TCP connections are identified by four items: the source and destination IP, and source and destination port number. The attacker has to fake a packet which matches your stream in these four identifiers, and sneak that packet past all the routers and firewalls between that attacker and the receiving machine. The attacker also has to be in the right ballpark with regard to the TCP sequence number.
Basically, this is next to impossible for an attacker C to perpetrate against endpoints A and B which are both distant from C on the network. The fake source IP will be rejected long before C is able to reach its destination. It's more plausible as an inside job (which includes malware): C is close to A and B.
If client socket sends:
Packet A - dropped
Packet B
Packet C
Will server socket receive and queue B and C and then when A is received B and C will be passed to the server application immediately? Or B and C will be resent too? Or no packets will be sent at all until A is delivered?
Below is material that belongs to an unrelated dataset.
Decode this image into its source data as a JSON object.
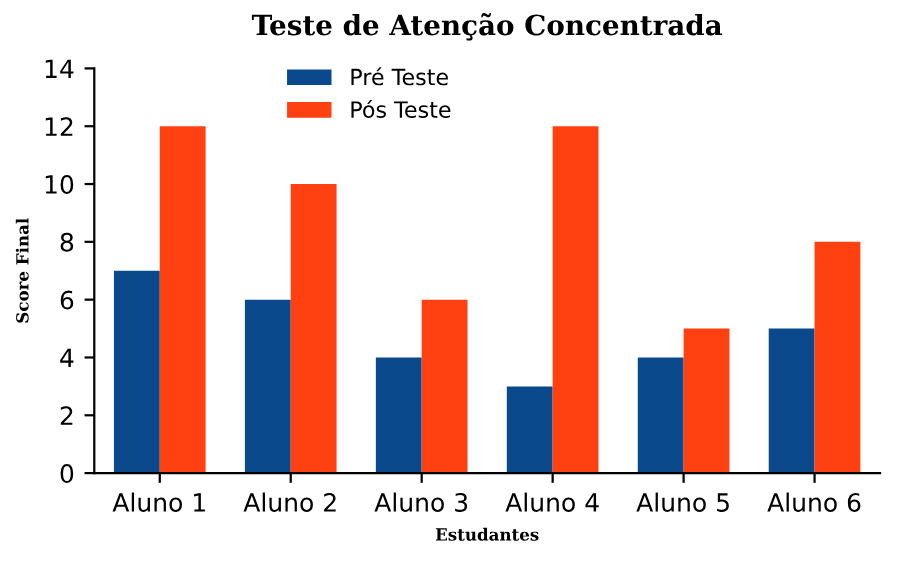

TCP is a sophisticated protocol that changes many parameters depending on the current network state, there are whole books written about the subject. The clearest way to answer your question is to say that TCP generally maintains a given send 'window' size in bytes. This is the amount of data that will be sent until previously sent acknowledgments are successfully returned.
In older TCP specifications a dropped packet within that window would result in a complete resend of data from the dropped packet onwards. To solve this problem as it's obviously a little wasteful, TCP now employs a selective acknowledgment (SACK) option (RFC 2018). This would result in just the lost/corrupted packet being resent.
Back to your example, assuming the window size is large enough to encompass all three packets, and providing you are taking advantage of the latest TCP standard (don't see why you wouldn't), if packet A were dropped only packet A would be resent. If all packets are individually larger than the window then the packets must be sent and acknowledged sequentially.
It depends on the latencies. In general, first A is resent. If the client gets it and already has B and C, it can acknowledge them as well.
If this happens fast enough, B and C won't be resent, or maybe only B.